The other training alternatives are inert or airsoft/Sim guns or live fire going through the motions on a target w/o another person present. I'm not defending the training, just looks like the point isn't to fight with person (a) while shooting person (b).

The only way going hands on with person (a) and not shooting them would make sense to me is if you dropped them rendering them non-functional before shooting another threat further away.

I agree Southnarc's ECQC course with sims would be a much better way to learn these skills in a much more realistic fashion without the live fire safety concerns.
 
TestPilot said:
...So, it appears that it is not my position on the matter that you object to, but rather my expression of it. Only difference between you and me is that you have a tendency to assume that someone described as "distraught thirteen year old girl" is an innocent 3rd party, while I don't.
Your expression of it was inartful, inflammatory and left a lot of detail out. You claim now that you were not:
TestPilot said:
...not describing a situation where the unarmed person is a true 3rd party,...
But you never distinguished the third party from the accomplice nor describe how you would tell which was which.

TestPilot said:
We also need to consider possible alternatives to "blowing away" a distraught thirteen year old girl or some similar third party.

I did not say shooting will be my only response, nor did I say I won't consider an alternative...
Actually, you did effectively say you wouldn't consider an alternative. You wrote, in post 22:
TestPilot said:
...If an action of a "distraught 13-year old girl" actually is hindering my defense and putting me in serious danger, that "distraught 13-year old girl" gets blown away.
...
That's an unqualified statement. I see nothing there about any consideration of an alternative. You say straight out that your response to her actions would be to "blow her away", nothing else.
 
Posted by Frank Ettin:
Simplistic, chest thumping, like:

...If someone physically assaults me when I am under fire or about to be shot at, I am not just pushing that person aside. I am blasting that person aside....

...If an action of a "distraught 13-year old girl" actually is hindering my defense and putting me in serious danger, that "distraught 13-year old girl" gets blown away....

really aren't helpful.
You can say that again.

I really would not like to have posts of that nature introduced as evidence against me by a prosecutor, or by a civil plaintiff, or both.
 
But you never distinguished the third party from the accomplice nor describe how you would tell which was which.
True, but neither is it fair to assume that I was referring to an innocent 3rd party.

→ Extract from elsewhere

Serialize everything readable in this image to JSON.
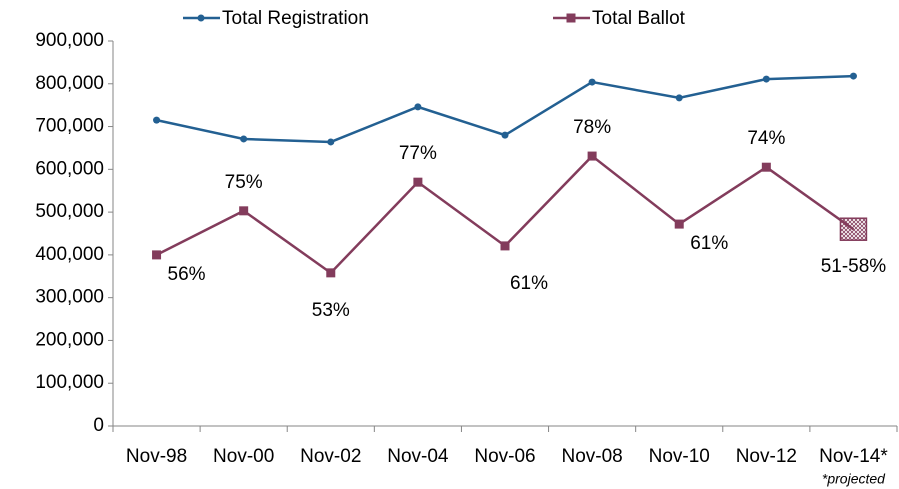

Actually, you did effectively say you wouldn't consider an alternative. You wrote, in post 22:

That's quite an unfair stretch.

If you say "I will use deadly force against a person theatening me with death or serious injury," does that mean you will always use deadly force when the threat can be effectively stopped with less lethal means?

I will accept the criticism that I did not use the best way of expressing things.

However, neither is it proper to pick out things in someone's statement that isn't there.